The Scottish government has promised to consider changes to legislation to ensure that Section 36 wind farms are not held up by lack of a electricity generation licence.
Ministers said in a statement that should their appeal against the so-called Viking ruling be unsuccessful they will “remedy the position” through parliament.
“The decision on the legislative interpretation runs contrary to the established practice relating to the handling of applications for consent which has been in place both north and south of the border for many years,” said ministers of Lady Clark’s Court of Session ruling on the 370MW Viking wind farm appication.
“Scottish Ministers’ position is that they disagree with, and have appealed, the decision. Further, in the event that the appeal is not successful, the Scottish government will work with the UK government in considering whether to bring forward the required legislation to remedy the position.”

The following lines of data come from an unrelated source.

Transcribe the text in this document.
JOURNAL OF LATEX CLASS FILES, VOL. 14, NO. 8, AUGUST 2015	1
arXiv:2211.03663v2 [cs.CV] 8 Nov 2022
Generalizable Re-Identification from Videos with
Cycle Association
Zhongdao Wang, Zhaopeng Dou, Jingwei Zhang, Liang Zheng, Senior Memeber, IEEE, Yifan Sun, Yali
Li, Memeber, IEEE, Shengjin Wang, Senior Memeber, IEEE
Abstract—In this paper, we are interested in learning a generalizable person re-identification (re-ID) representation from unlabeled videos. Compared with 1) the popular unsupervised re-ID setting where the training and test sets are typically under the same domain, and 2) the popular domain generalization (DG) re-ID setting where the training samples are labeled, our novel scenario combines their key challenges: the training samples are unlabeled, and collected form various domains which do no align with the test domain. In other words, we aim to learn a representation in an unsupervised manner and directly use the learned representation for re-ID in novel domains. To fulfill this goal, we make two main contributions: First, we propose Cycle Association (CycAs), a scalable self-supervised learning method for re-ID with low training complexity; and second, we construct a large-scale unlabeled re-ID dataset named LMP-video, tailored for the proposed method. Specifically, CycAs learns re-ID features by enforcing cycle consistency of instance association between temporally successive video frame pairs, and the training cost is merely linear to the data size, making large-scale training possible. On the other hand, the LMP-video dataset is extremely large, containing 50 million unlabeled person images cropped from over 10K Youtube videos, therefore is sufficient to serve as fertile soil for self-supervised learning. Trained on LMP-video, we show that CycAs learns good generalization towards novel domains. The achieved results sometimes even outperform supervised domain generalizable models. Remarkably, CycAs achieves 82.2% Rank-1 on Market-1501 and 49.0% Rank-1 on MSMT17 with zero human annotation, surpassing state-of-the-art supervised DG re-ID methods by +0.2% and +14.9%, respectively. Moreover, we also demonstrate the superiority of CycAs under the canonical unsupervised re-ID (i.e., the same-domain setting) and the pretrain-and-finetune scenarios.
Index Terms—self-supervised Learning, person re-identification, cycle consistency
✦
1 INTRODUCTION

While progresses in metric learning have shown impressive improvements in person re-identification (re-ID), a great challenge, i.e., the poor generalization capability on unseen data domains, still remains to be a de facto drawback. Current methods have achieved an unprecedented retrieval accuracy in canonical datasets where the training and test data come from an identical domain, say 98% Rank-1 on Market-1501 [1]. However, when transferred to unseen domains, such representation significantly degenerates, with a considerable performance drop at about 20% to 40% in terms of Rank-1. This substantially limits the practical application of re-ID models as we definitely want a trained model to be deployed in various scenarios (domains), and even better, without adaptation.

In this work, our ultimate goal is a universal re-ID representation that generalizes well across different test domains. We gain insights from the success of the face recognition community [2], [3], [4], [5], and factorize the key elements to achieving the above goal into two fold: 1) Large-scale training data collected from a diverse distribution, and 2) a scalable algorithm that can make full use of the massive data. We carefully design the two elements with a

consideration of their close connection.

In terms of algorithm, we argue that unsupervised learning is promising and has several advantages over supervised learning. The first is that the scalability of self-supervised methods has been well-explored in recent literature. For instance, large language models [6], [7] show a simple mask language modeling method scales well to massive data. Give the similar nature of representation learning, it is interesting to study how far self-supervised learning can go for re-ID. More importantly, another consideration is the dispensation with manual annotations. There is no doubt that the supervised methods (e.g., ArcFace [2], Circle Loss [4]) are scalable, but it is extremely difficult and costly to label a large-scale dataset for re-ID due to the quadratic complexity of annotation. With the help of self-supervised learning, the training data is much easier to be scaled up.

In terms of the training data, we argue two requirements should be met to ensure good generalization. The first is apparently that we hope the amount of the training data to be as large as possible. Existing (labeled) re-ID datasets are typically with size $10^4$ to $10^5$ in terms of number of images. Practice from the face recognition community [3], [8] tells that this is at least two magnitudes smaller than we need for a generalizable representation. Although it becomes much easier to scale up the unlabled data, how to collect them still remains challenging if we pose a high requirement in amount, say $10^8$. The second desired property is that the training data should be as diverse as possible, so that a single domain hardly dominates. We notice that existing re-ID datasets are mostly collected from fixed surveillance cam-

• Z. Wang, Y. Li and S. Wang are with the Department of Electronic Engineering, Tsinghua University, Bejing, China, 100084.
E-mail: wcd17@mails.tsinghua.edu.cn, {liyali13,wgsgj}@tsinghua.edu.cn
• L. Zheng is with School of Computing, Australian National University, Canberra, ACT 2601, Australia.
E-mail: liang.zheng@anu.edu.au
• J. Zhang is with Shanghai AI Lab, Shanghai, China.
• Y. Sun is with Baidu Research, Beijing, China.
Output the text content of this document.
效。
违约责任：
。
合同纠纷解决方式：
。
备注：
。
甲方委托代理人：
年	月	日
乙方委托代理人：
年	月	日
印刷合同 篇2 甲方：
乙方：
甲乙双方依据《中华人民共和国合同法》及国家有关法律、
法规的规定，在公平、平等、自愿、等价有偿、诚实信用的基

Holyrood said it will continue to operate in accordance with the practice which has been followed for many years and to deal with current applications on that basis.
“Scottish ministers consider that the balance of public and national interest is in favour of continuing with the current approach until the appeal has been determined, in particular because of the need to continue to support the economy and our renewable energy ambitions,” it added.
Lady Clark ruled that an application for consent under Section 36 of the Electricity Act 1989 can only be made, and so granted, where the applicant at the time of making the application either holds a licence to generate electricity or is exempt from that requirement.